Présentes ô combien, actives et efficaces, les femmes jouent un rôle majeur dans notre industrie et comptent pour beaucoup dans l’impact de la participation canadienne à cette 65e édition du Festival de Cannes.

Qui sont-elles? Deux femmes, deux visions qui se rejoignent, assurer la vitalité de notre cinéma et sa promotion: Carolle Brabant, directrice générale de Téléfilm Canada, l’agence fédérale, pivot de notre industrie cinématographique; Karen Thorne-Stone, présidente et directrice générale de la SODIMO, la Société de développement de l’industrie des médias de l’Ontario.
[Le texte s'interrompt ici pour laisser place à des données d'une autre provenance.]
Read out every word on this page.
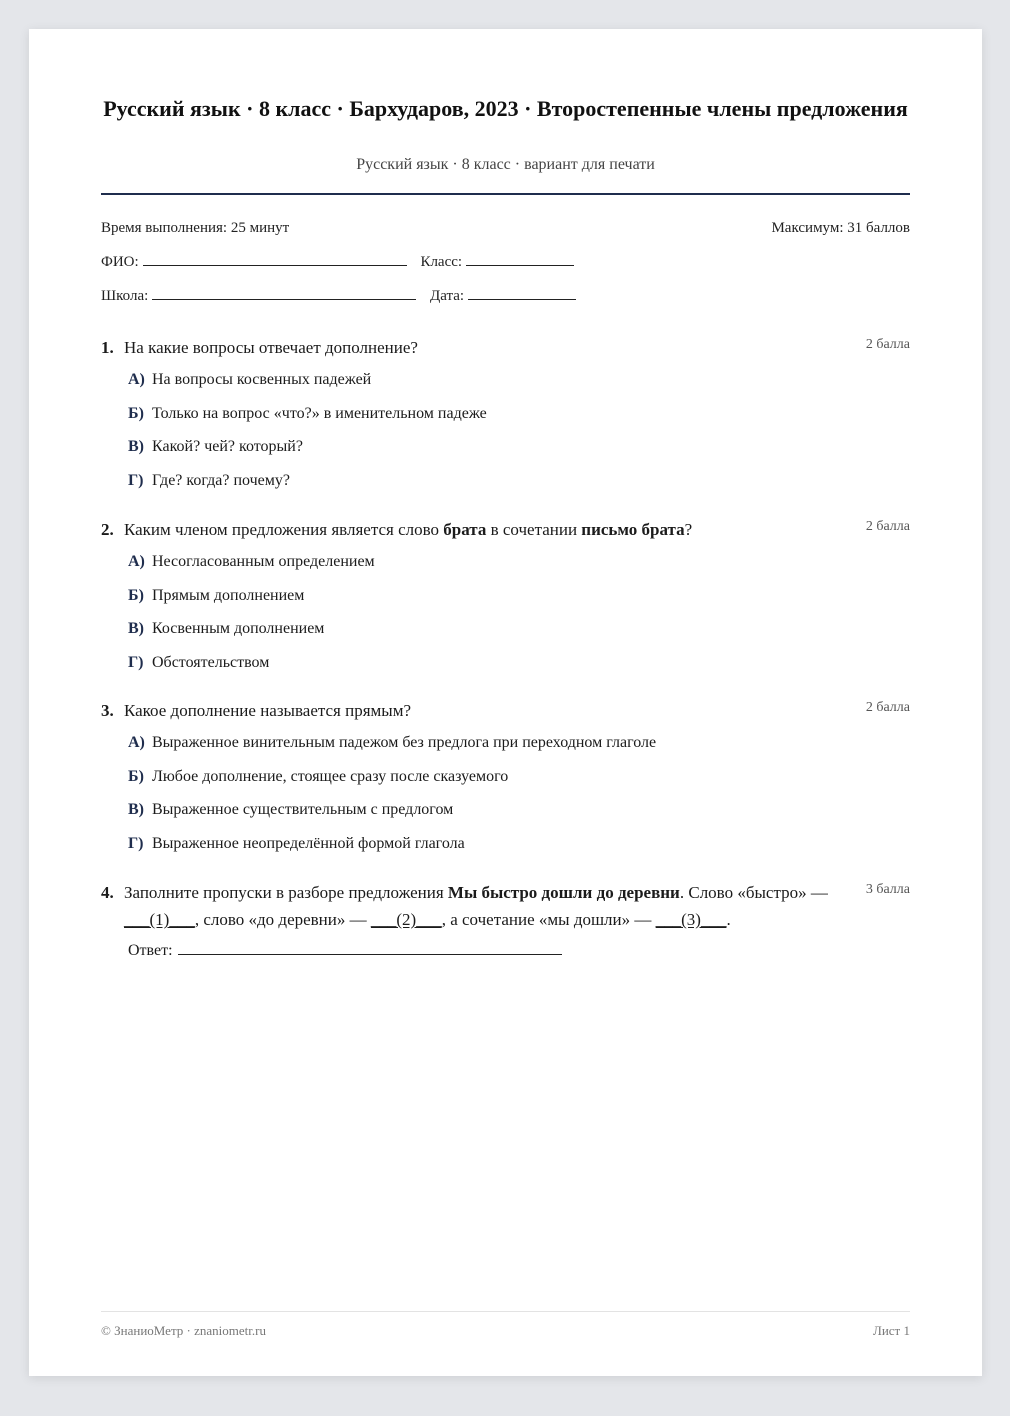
Русский язык · 8 класс · Бархударов, 2023 · Второстепенные члены предложения
Русский язык · 8 класс · вариант для печати
Время выполнения: 25 минут	Максимум: 31 баллов
ФИО:	Класс:
Школа:	Дата:
1. На какие вопросы отвечает дополнение?	2 балла
А) На вопросы косвенных падежей
Б) Только на вопрос «что?» в именительном падеже
В) Какой? чей? который?
Г) Где? когда? почему?
2. Каким членом предложения является слово брата в сочетании письмо брата?	2 балла
А) Несогласованным определением
Б) Прямым дополнением
В) Косвенным дополнением
Г) Обстоятельством
3. Какое дополнение называется прямым?	2 балла
А) Выраженное винительным падежом без предлога при переходном глаголе
Б) Любое дополнение, стоящее сразу после сказуемого
В) Выраженное существительным с предлогом
Г) Выраженное неопределённой формой глагола
4. Заполните пропуски в разборе предложения Мы быстро дошли до деревни. Слово «быстро» — ___(1)___, слово «до деревни» — ___(2)___, а сочетание «мы дошли» — ___(3)___.
3 балла
Ответ:
© ЗнаниоМетр · znaniometr.ru	Лист 1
Dynamique, passionnée, la patronne de Téléfilm ose. Sa plus récente initiative, l’événement couronné de succès «Hommage aux talents canadiens à Cannes».
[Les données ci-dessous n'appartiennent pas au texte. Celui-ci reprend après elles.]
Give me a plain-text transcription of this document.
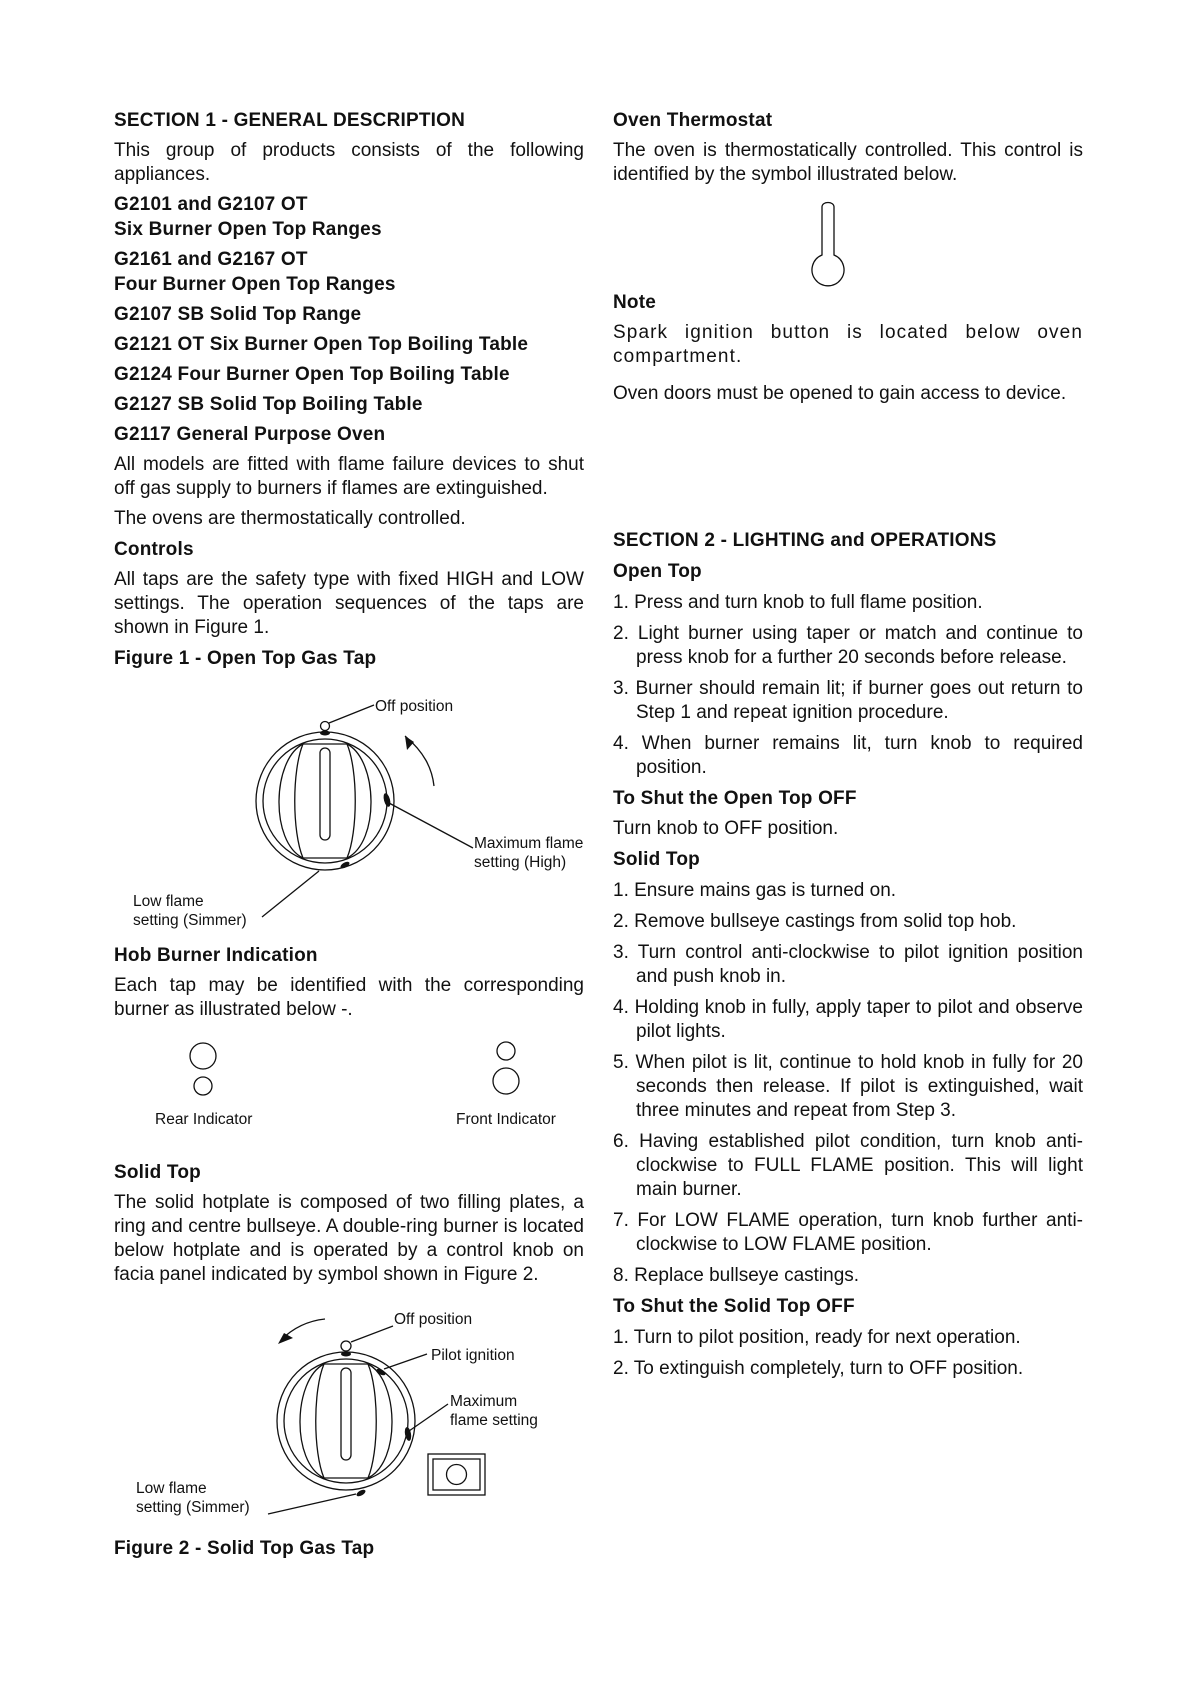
SECTION 1 - GENERAL DESCRIPTION

This group of products consists of the following appliances.

G2101 and G2107 OT

Six Burner Open Top Ranges

G2161 and G2167 OT

Four Burner Open Top Ranges

G2107 SB Solid Top Range

G2121 OT Six Burner Open Top Boiling Table

G2124 Four Burner Open Top Boiling Table

G2127 SB Solid Top Boiling Table

G2117 General Purpose Oven

All models are fitted with flame failure devices to shut off gas supply to burners if flames are extinguished.

The ovens are thermostatically controlled.

Controls

All taps are the safety type with fixed HIGH and LOW settings. The operation sequences of the taps are shown in Figure 1.

Figure 1 - Open Top Gas Tap

Off position
Maximum flame
setting (High)
Low flame
setting (Simmer)

Hob Burner Indication

Each tap may be identified with the corresponding burner as illustrated below -.

Rear Indicator	Front Indicator

Solid Top

The solid hotplate is composed of two filling plates, a ring and centre bullseye. A double-ring burner is located below hotplate and is operated by a control knob on facia panel indicated by symbol shown in Figure 2.

Off position
Pilot ignition
Maximum
flame setting
Low flame
setting (Simmer)

Figure 2 - Solid Top Gas Tap

Oven Thermostat

The oven is thermostatically controlled. This control is identified by the symbol illustrated below.

Note

Spark ignition button is located below oven compartment.

Oven doors must be opened to gain access to device.

SECTION 2 - LIGHTING and OPERATIONS

Open Top

1. Press and turn knob to full flame position.
2. Light burner using taper or match and continue to press knob for a further 20 seconds before release.
3. Burner should remain lit; if burner goes out return to Step 1 and repeat ignition procedure.
4. When burner remains lit, turn knob to required position.

To Shut the Open Top OFF

Turn knob to OFF position.

Solid Top

1. Ensure mains gas is turned on.
2. Remove bullseye castings from solid top hob.
3. Turn control anti-clockwise to pilot ignition position and push knob in.
4. Holding knob in fully, apply taper to pilot and observe pilot lights.
5. When pilot is lit, continue to hold knob in fully for 20 seconds then release. If pilot is extinguished, wait three minutes and repeat from Step 3.
6. Having established pilot condition, turn knob anti-clockwise to FULL FLAME position. This will light main burner.
7. For LOW FLAME operation, turn knob further anti-clockwise to LOW FLAME position.
8. Replace bullseye castings.

To Shut the Solid Top OFF

1. Turn to pilot position, ready for next operation.
2. To extinguish completely, turn to OFF position.
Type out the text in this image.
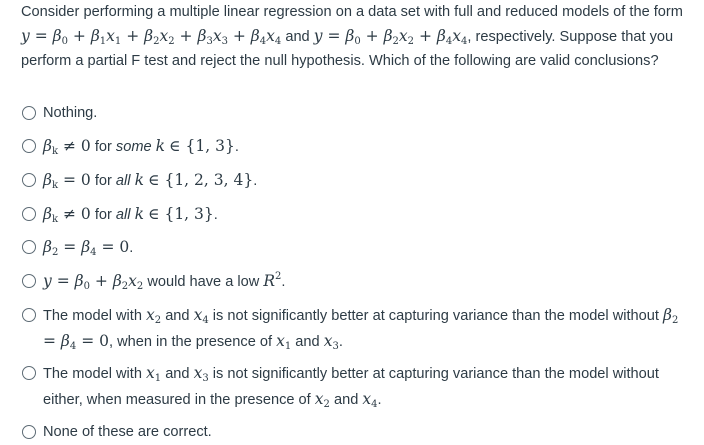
Consider performing a multiple linear regression on a data set with full and reduced models of the form $y = \beta_0 + \beta_1x_1 + \beta_2x_2 + \beta_3x_3 + \beta_4x_4$ and $y = \beta_0 + \beta_2x_2 + \beta_4x_4$, respectively. Suppose that you perform a partial F test and reject the null hypothesis. Which of the following are valid conclusions?
Nothing.
$\beta_k \ne 0$ for some k ∈ {1, 3}.
$\beta_k = 0$ for all k ∈ {1, 2, 3, 4}.
$\beta_k \ne 0$ for all k ∈ {1, 3}.
$\beta_2 = \beta_4 = 0$.
$y = \beta_0 + \beta_2x_2$ would have a low $R^2$.
The model with $x_2$ and $x_4$ is not significantly better at capturing variance than the model without $\beta_2 = \beta_4 = 0$, when in the presence of $x_1$ and $x_3$.
The model with $x_1$ and $x_3$ is not significantly better at capturing variance than the model without either, when measured in the presence of $x_2$ and $x_4$.
None of these are correct.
Un trophée, le Diamant canadien, création du joaillier Birks, récompense désormais nos talents. Cette année, deux jeunes actrices en sont lauréates: Sarah Gadon, vedette de Cosmopolis de David Cronenberg et de Antiviral de Brandon Cronenberg, ainsi que Emily Hampshire, également interprète de Cosmopolis, qu’on voit brièvement dans Laurence Anyways, en attendant le rôle principal que lui destine Xavier Dolan dans son prochain film.

Publicité

Autre initiative très courue: «Dialogue Père & Fils : les Cronenberg à Cannes» animé par le directeur artistique du TIFF, Cameron Bailey. Distrayant avec un David en verve et plein d’humour et Brandon plutôt introverti, semblant s’abriter dans l’ombre de l’aura paternelle.

La SODIMO est partout

À la barre de la SODIMO, Karen Thorne-Stone explique le rôle de la société à Cannes. Il est multiple: soutenir les projets d’une cinquantaine de producteurs ontariens; construire des ponts avec les agences d’autres pays afin d’encourager les coproductions; négocier ces dernières. Cosmopolis, coproduction Canada-France, illustre parfaitement ces efforts.
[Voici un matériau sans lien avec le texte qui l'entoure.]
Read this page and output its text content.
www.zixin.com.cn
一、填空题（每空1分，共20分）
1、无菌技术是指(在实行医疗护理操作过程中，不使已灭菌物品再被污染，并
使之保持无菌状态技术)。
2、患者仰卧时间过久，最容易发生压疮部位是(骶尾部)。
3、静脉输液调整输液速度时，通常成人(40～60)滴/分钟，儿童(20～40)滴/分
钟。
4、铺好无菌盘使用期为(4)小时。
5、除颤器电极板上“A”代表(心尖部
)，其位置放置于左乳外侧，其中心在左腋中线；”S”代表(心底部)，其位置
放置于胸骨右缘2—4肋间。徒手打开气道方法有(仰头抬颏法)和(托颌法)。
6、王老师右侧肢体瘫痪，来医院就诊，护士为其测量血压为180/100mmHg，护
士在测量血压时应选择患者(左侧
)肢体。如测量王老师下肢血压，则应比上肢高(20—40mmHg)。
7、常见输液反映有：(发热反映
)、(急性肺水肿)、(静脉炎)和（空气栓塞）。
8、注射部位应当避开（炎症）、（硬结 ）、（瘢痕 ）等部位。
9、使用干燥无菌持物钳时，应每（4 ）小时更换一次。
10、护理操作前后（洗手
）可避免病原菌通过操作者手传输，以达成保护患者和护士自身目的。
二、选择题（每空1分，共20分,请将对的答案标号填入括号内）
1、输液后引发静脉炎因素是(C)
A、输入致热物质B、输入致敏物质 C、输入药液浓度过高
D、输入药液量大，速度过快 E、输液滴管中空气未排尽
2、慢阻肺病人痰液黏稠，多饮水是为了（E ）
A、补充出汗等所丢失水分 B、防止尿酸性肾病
Il faut aussi promouvoir les films sélectionnés, leurs créateurs et leurs interprètes; organiser des occasions de rencontres internationales en collaboration avec le TIFF; participer aux initiatives des autres agences provinciales. Ainsi, d’une collaboration avec l’agence du Québec, la SODEC, naîtra An Ennemi, premier film de Denis Villeneuve tourné en anglais.

Une journée à Cannes avec Karen Thorne-Stone: 9h, présentation informative aux coproducteurs internationaux pour encourager les coproductions avec l’Ontario; 10h, rencontres avec des représentants d’agences officielles afin d’initier ou stimuler la coopération avec nos producteurs; 11h, entrevue avec une télévision étrangère dans le but de promouvoir les films et encourager les tournages des compagnies étrangères en Ontario; 12h30, lunch de travail avec des producteurs européens pour finaliser des contrats et en préparer de futurs; 14h, rencontre informative avec divers professionnels de l’industrie au Pavillon du Canada; 16h, participation à une session où divers pays présentent leurs avantages, crédits d’impôt, variété géographique etc.. 19h, dîner d’affaires avec partenaires. Action, action… À vous donner le vertige.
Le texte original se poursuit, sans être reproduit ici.